People are getting sick. Ken worries many will die from an infection if Mjr. Bowen does nothing. He asks Amy dickishly to talk with him. All the while, Yuko is back lurking around. She finds Chester’s things, including a picture with Luz’s address. She runs into Bowen, turning him into a bone-cracking ghoul.
Chester gets the soldiers to let him take a shit on his ride to another camp, then knocks one over and jumps from a bridge into a nearby river before anyone can take a proper shot. He swims to the shore, alive and well.
Bowen’s haunted. His attitude is getting worse towards the Japanese Americans. Amy comes to talk to him about the outbreak. All the Major cares about is “Oriental magic tricks” and worries of an “evil spirit.” He blames everything on the Japanese, like a typical racist. Soldiers then report back about Chester. That night, Bowen finds Ken at his door. He points a gun in his face, rambling about the yurei. The two men find themselves going fist-to-fist. Ken gets the jump on him, grabbing the gun.
Luz discovers Chester waiting near her house in his old car. She tries to explain why she didn’t write back. Chester is pain for her. He connects her to horrible things. Luz knows she could marry someone like the guy she went with on a date. Although it’s clear she doesn’t actually want to, she doesn’t know what else to do. All Chester wants is to make her happy.
“You want a demon,
now you got one.”
Next morning, Amy goes looking for Mjr. Bowen and Ken opens the door. He hopes to force the military man to call in aide for the sick. He urges her to go back to the office. She does, calling ambulances to take the sick. This just gets her involved much further. It also takes MPs back to Bowen, where Ken gets shot to death.

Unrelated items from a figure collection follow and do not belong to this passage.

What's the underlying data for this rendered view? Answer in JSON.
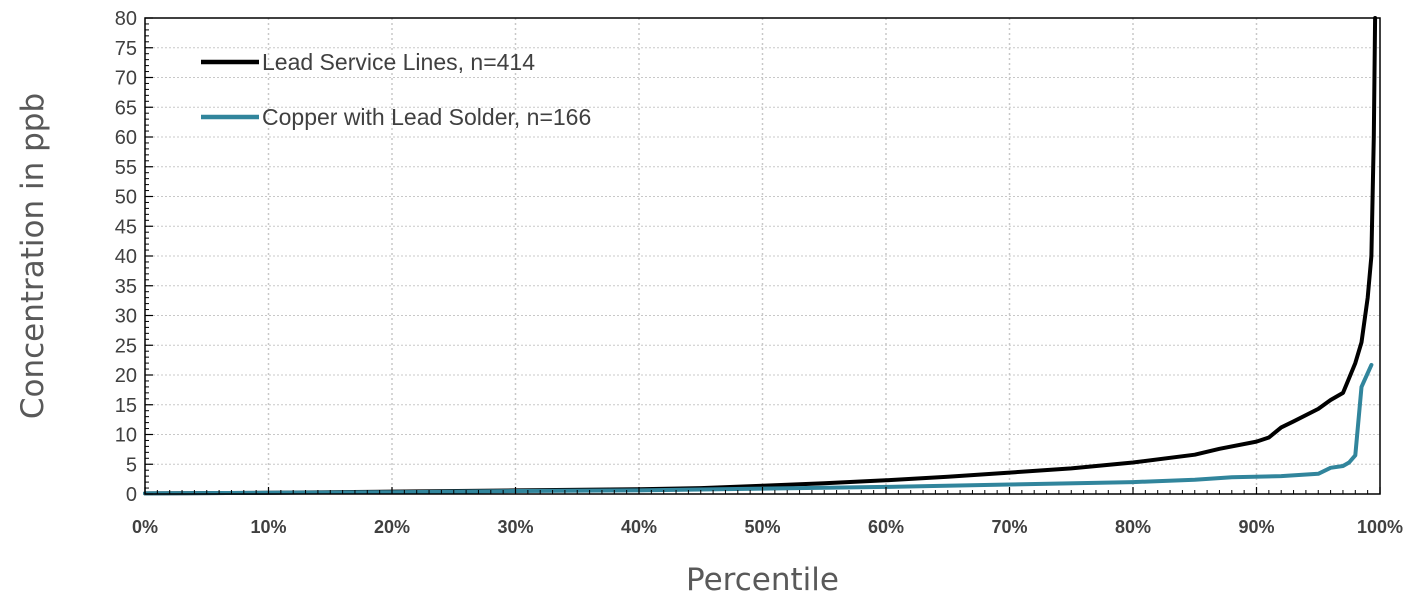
{
  "chart_data": {
    "type": "line",
    "title": "",
    "xlabel": "Percentile",
    "ylabel": "Concentration in ppb",
    "xlim": [
      0,
      100
    ],
    "ylim": [
      0,
      80
    ],
    "x_ticks": [
      0,
      10,
      20,
      30,
      40,
      50,
      60,
      70,
      80,
      90,
      100
    ],
    "x_tick_labels": [
      "0%",
      "10%",
      "20%",
      "30%",
      "40%",
      "50%",
      "60%",
      "70%",
      "80%",
      "90%",
      "100%"
    ],
    "y_ticks": [
      0,
      5,
      10,
      15,
      20,
      25,
      30,
      35,
      40,
      45,
      50,
      55,
      60,
      65,
      70,
      75,
      80
    ],
    "y_tick_labels": [
      "0",
      "5",
      "10",
      "15",
      "20",
      "25",
      "30",
      "35",
      "40",
      "45",
      "50",
      "55",
      "60",
      "65",
      "70",
      "75",
      "80"
    ],
    "grid": "dotted",
    "legend_position": "top-left",
    "series": [
      {
        "name": "Lead Service Lines, n=414",
        "color": "#000000",
        "points": [
          [
            0,
            0.1
          ],
          [
            10,
            0.2
          ],
          [
            20,
            0.4
          ],
          [
            30,
            0.6
          ],
          [
            40,
            0.8
          ],
          [
            45,
            1.0
          ],
          [
            50,
            1.4
          ],
          [
            55,
            1.8
          ],
          [
            60,
            2.3
          ],
          [
            65,
            2.9
          ],
          [
            70,
            3.6
          ],
          [
            75,
            4.3
          ],
          [
            80,
            5.3
          ],
          [
            85,
            6.6
          ],
          [
            87,
            7.6
          ],
          [
            90,
            8.8
          ],
          [
            91,
            9.5
          ],
          [
            92,
            11.2
          ],
          [
            93,
            12.2
          ],
          [
            95,
            14.3
          ],
          [
            96,
            15.8
          ],
          [
            97,
            17.0
          ],
          [
            98,
            22.0
          ],
          [
            98.5,
            25.5
          ],
          [
            99,
            33.0
          ],
          [
            99.3,
            40.0
          ],
          [
            99.5,
            60.0
          ],
          [
            99.6,
            80.0
          ]
        ]
      },
      {
        "name": "Copper with Lead Solder, n=166",
        "color": "#31859C",
        "points": [
          [
            0,
            0.1
          ],
          [
            10,
            0.2
          ],
          [
            20,
            0.3
          ],
          [
            30,
            0.5
          ],
          [
            40,
            0.6
          ],
          [
            50,
            0.9
          ],
          [
            60,
            1.2
          ],
          [
            70,
            1.6
          ],
          [
            80,
            2.0
          ],
          [
            85,
            2.4
          ],
          [
            88,
            2.8
          ],
          [
            92,
            3.0
          ],
          [
            95,
            3.4
          ],
          [
            96,
            4.4
          ],
          [
            97,
            4.7
          ],
          [
            97.5,
            5.3
          ],
          [
            98,
            6.5
          ],
          [
            98.5,
            18.0
          ],
          [
            99.3,
            21.7
          ]
        ]
      }
    ]
  }
}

Luz plans to go with Chester. She packs a few things in a suitcase, leaves a letter addressed to her father, and heads out the door. Chester’s busy sneaking into the orphanage where he was once left by his real mother. He goes to the archives and finds a file with his birth certificate, uncovering that he has a twin brother, Jirou. He’s going to try tracking Jirou down, while Luz wants to head for New Mexico. Once there, he’s happy to see her reunited with family.
In the aftermath of Ken being murdered by American fascists, Amy’s looking after Bowen and his wounds. The Major sees it all like putting a dog down, further reinforcing his wretched racism. He calls Amy “one of the good ones“— tripling down on all the Orientalism and xenophobia coursing through him. It’s taken such an ugly event to really open Amy’s eyes to the terrors of America.
Underneath the Major’s cabin looks to be a tape recorder, too. Very, very interesting.
While Luz is off trying to live a new, happy life, and Chester may actually get to be part of it, Yuko’s looking for her own “perfect world” and her lost little boy. She goes to Luz’s father’s place, turning him into another of her ghoulish minions. Under a spell, he takes out a map and marks the way to Aguayo, New Mexico. Then he kills himself.
Nobody can escape the yurei. Not Chester, nor anyone connected to him.
Fantastic episode! One of the best yet perhaps. Tragic, harrowing, creepy. Many intense things going on all at once, which sometimes can be a detriment. But Infamy‘s writing has been consistently interesting, even when juggling a bunch of heavy stuff.